Transport for London (TfL) runs and maintains London’s road, rail, and underground transport network; one of the largest in the world. Its mission is to ensure that its nine million residents and almost twenty million annual visitors can travel safely and easily, moving London forward in a healthy and sustainable way.

Managing this multi-layered transport network is a deeply complex challenge – a part of which is monitoring London’s 65,000 roads. Reacting swiftly to road incidents is critical, as each unaddressed minute means traffic jams build exponentially. It’s also costly – congestion costs London $7.5 billion per year in lost labour alone, on top of stress and inconvenience for road users.
So what if TfL could bring together digital and real-time data, and break these traffic jams in seconds rather than minutes, saving the city countless man hours and drastically cutting pollution?
Challenge
A key challenge for TfL was the low-quality and disparate travel data it is provided with. Its historical approach was also to collect distinct data sets, which meant it could only answer a fraction of the questions the team wanted to ask.
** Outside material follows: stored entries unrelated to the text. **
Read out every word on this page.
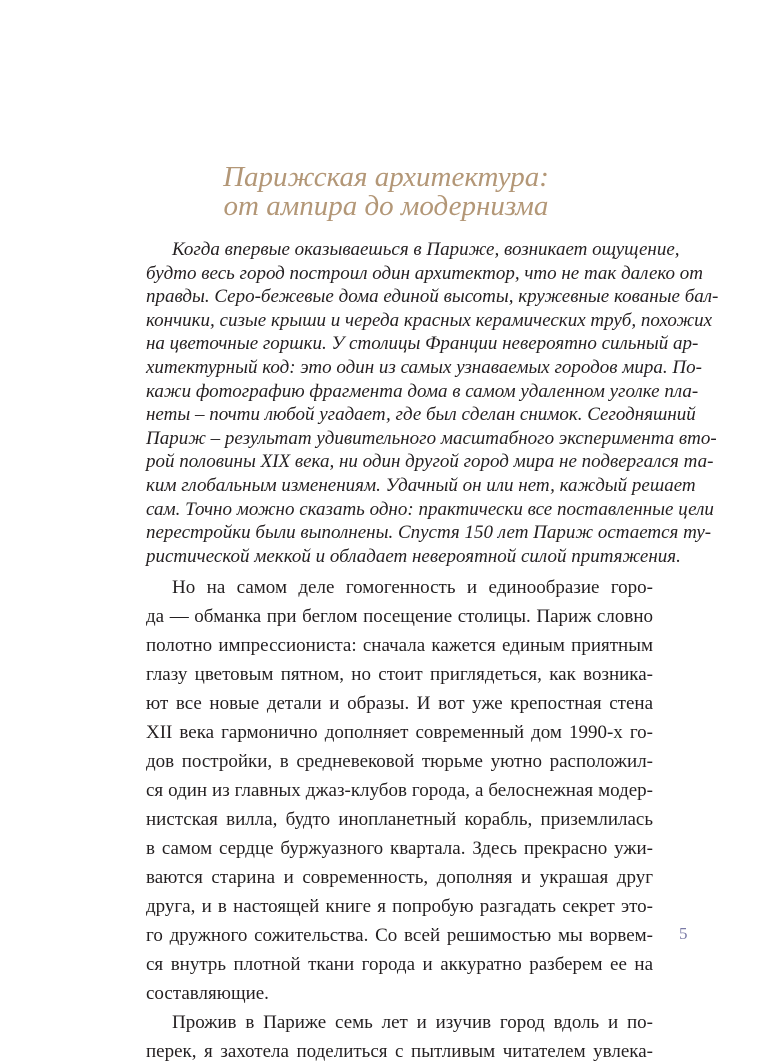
Парижская архитектура:
от ампира до модернизма
Когда впервые оказываешься в Париже, возникает ощущение,
будто весь город построил один архитектор, что не так далеко от
правды. Серо-бежевые дома единой высоты, кружевные кованые бал-
кончики, сизые крыши и череда красных керамических труб, похожих
на цветочные горшки. У столицы Франции невероятно сильный ар-
хитектурный код: это один из самых узнаваемых городов мира. По-
кажи фотографию фрагмента дома в самом удаленном уголке пла-
неты – почти любой угадает, где был сделан снимок. Сегодняшний
Париж – результат удивительного масштабного эксперимента вто-
рой половины XIX века, ни один другой город мира не подвергался та-
ким глобальным изменениям. Удачный он или нет, каждый решает
сам. Точно можно сказать одно: практически все поставленные цели
перестройки были выполнены. Спустя 150 лет Париж остается ту-
ристической меккой и обладает невероятной силой притяжения.
Но на самом деле гомогенность и единообразие горо-
да — обманка при беглом посещение столицы. Париж словно
полотно импрессиониста: сначала кажется единым приятным
глазу цветовым пятном, но стоит приглядеться, как возника-
ют все новые детали и образы. И вот уже крепостная стена
XII века гармонично дополняет современный дом 1990-х го-
дов постройки, в средневековой тюрьме уютно расположил-
ся один из главных джаз-клубов города, а белоснежная модер-
нистская вилла, будто инопланетный корабль, приземлилась
в самом сердце буржуазного квартала. Здесь прекрасно ужи-
ваются старина и современность, дополняя и украшая друг
друга, и в настоящей книге я попробую разгадать секрет это-
го дружного сожительства. Со всей решимостью мы ворвем-
ся внутрь плотной ткани города и аккуратно разберем ее на
составляющие.
Прожив в Париже семь лет и изучив город вдоль и по-
перек, я захотела поделиться с пытливым читателем увлека-
5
TfL collects terabytes of data every week, but because that data is stored and analysed separately, no meaningful conclusions could be drawn based on the relationships between datasets. Insufficient sensors to gather fresh data, like cameras and telematics, also meant TfL could only get insight into traffic incidents once they’ve been visually spotted.
“We were effectively using this disparate data through Excel sheets,” said Andy Emmonds, chief transport analyst at TfL. “None of this data was aligned or real-time, and what we needed was to be a real-time operator – to do that, we needed a digital twin.”
With that in mind, a “digital twin” was identified as a potential solution to the congestion challenge; a computer replication, in which ‘if/then’ scenarios can be tested before the system is deployed in the real world, made possible with Neo4j’s technology.
Solution
It became apparent that using a graph database would be the most efficient, cost-effective, and performant way to power such a digital twin. This would help uncover and examine hidden patterns and relationships across billions of data connections to make the decisions needed to predict and handle traffic incidents.
If you liked this content…
Graph databases were perfect for this challenge as they store and examine the connections between data points as data itself, much in the same way commuters think about the routes and connections in their daily travel. Neo4j’s graph solution meant TfL could connect and feed data sets into the digital twin, enabling it to improve its ability to detect and address incidents on London’s roads in as close to real-time as possible.
Result
So, what does TfL’s digital twin look like, and how exactly does graph power it? It consists of five layers:
- Digital twin data: the first level of the model, where input data is aligned with the business challenge
- Framework: the data is organised to solve the challenge
- Graph database: the data is set up so it mirrors the physical network it is modelling
- Visual layer: The data is sent to TfL’s control room for interpretation
- Plug and play layer: The data is used to solve different road problems
To try out its new solution and to see what real-time insights it would provide, TfL set up a stage rehearsal – which yielded results almost immediately.
Recalling the test, Emmonds said:“We set up a test product which was fed data powered by graph that could tell us in near real-time if there was a problem on the road. On the day of the test, the system detected five incidents that the control room didn’t pick up. That was the proof in the pudding for us.”
Currently, it takes TfL between 14 and 17 minutes to detect an incident. By the time it’s spotted and interventions are put in place, an average of 27 minutes have been lost in terms of traffic buildup. That means every minute of delay from an incident’s occurrence is worth $14,000.
The progress indicates that TfL’s digital twin could play a pivotal role in cutting congestion by 10 percent – a result worth $750 million per year to the capital and over $1,500 in time back per driver per year according to its own estimates.
Looking to the future, TfL hopes to build an optimizer for peak traffic days. For example, when a stadium event is happening, it will define the best plan and control routes across the network driven by data from the digital twin. TfL is also hoping to use the solution to build emission reduction strategies for London, and even lay the foundation for an autonomous vehicle network.